The three friends descend on the unsuspecting Toad and perform a little exercise in hard love.
“Oh you low, bad animal,” Badger says as he descends upon Toad. “Take off those ridiculous clothes.”
“Shan’t! Shan’t! Shan’t!” Toad squeals horrifically. Alas, his friends strip him unceremoniously of his driving togs and give them away to a Jumble Sale. Poor Toad, sobbing hysterically like a child, is forced to give up motorcars cold turkey.
A week later he is a crippled junkie who refuses to even walk if he can’t drive his car. Depressed and desperate, Toad pretends he’s dying. When Rat runs for help, Toad leaps up from his wheelchair and steals the motorcar of a picnicking old couple, which he promptly drives, with orgasmic zest, into a pond and ends up in court.

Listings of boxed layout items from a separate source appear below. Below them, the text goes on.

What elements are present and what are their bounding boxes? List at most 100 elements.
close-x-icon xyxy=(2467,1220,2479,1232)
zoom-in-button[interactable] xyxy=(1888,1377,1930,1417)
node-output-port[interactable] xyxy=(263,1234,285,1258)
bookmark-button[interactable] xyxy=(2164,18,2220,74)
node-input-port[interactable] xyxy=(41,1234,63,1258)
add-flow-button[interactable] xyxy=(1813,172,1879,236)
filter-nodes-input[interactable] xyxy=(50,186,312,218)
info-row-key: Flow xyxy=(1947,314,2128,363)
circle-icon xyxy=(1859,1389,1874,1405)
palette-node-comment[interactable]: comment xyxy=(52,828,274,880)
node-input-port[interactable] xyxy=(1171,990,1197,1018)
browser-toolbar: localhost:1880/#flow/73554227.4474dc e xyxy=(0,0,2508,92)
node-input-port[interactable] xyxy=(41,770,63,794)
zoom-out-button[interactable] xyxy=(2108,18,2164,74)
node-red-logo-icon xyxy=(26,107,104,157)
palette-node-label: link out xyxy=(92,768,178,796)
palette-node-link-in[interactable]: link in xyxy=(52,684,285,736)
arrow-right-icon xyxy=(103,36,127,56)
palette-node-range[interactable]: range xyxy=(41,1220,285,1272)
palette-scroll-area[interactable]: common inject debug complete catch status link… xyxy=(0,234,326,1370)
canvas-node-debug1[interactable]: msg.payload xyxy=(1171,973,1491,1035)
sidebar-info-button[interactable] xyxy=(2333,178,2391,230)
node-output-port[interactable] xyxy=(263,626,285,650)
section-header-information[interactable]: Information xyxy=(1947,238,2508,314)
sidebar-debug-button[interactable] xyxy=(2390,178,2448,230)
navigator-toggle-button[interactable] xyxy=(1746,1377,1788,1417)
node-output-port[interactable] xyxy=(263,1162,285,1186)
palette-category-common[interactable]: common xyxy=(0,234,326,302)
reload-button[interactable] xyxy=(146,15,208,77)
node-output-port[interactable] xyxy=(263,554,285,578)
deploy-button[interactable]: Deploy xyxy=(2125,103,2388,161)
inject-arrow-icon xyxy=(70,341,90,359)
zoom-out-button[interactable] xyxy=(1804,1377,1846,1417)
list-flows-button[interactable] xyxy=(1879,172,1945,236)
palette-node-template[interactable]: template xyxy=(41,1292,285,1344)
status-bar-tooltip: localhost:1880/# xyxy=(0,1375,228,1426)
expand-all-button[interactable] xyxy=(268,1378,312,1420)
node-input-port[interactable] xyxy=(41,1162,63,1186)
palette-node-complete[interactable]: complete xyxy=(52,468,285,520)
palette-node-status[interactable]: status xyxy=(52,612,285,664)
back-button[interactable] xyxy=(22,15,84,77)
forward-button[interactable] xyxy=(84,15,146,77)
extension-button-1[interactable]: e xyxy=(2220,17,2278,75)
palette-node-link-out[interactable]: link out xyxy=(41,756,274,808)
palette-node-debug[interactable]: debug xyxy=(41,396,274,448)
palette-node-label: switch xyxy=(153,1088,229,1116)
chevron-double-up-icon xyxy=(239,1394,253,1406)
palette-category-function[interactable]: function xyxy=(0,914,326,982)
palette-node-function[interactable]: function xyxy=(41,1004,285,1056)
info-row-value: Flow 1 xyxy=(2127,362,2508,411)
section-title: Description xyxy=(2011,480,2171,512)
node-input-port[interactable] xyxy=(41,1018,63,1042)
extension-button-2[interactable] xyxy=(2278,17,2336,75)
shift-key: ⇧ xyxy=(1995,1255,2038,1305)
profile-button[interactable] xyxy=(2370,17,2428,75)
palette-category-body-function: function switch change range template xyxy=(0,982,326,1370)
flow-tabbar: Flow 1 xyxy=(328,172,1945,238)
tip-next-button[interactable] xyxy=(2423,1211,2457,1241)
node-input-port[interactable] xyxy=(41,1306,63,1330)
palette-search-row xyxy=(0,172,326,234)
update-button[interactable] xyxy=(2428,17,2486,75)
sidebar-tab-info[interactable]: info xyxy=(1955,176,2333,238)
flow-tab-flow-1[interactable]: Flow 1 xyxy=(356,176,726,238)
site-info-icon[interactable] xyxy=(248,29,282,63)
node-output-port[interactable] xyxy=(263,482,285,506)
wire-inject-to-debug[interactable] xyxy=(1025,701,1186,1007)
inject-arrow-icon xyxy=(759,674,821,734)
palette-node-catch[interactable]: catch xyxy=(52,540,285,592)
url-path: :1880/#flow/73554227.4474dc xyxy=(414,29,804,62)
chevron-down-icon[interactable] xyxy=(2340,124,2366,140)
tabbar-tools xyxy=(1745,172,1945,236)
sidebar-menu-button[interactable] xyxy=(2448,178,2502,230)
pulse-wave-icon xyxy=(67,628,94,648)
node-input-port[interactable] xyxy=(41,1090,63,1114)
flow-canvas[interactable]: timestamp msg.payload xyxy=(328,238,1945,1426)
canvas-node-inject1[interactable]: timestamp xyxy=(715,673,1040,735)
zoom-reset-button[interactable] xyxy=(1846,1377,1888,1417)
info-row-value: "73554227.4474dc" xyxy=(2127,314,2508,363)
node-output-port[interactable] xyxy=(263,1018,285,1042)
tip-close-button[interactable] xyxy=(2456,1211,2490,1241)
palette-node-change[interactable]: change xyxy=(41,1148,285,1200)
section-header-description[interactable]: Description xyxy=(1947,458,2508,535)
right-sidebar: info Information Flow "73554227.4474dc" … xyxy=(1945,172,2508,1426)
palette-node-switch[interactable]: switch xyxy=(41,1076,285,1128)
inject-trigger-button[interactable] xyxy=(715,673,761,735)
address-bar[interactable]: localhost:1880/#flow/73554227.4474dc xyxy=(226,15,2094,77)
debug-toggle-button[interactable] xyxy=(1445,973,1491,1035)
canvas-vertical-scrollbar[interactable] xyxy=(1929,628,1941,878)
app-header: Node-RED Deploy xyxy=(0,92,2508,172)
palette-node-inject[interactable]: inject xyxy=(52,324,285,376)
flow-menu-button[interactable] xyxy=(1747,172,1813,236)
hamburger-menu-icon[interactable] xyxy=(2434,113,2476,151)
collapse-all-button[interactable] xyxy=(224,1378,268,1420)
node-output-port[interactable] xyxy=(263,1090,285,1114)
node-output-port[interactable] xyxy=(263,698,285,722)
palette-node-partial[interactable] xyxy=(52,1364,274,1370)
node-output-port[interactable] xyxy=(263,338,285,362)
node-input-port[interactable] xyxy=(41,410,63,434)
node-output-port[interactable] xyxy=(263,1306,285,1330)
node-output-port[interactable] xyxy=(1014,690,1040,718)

In his long powdered wig, the foppish and hysterical judge played by Hal Peiken quickly cuts to the heart of the matter. Toad is a member of the middle class with a 14th century riverside estate who regularly eats five-course meals but never does the washing up. It’s a damning and accurate portrait of the juvenile Toad. Yet the judge seems willing to let him off if Toad invites him over for lunch sometime and promises to never get behind the wheel of a motorcar again.
Unrepentant, Toad refuses, crying out to the assembled wood creatures, “Petrol is in my blood!” Transformed into a mad revolutionary, he sings songs of protest. In a bid to regain order, the judge allows one of the weasels to punch the prisoner in his ample gut, yet still Toad squawks and bleats even when he is cuffed and sentenced to 20 years hard time.
It’s a deliriously fun scene that seems a tad poignant during our current oil war and sets up the second act of this wonderful play. A treat for adults and children alike, The Wind in the Willows is just the right mixture of pastels and muddy darkness.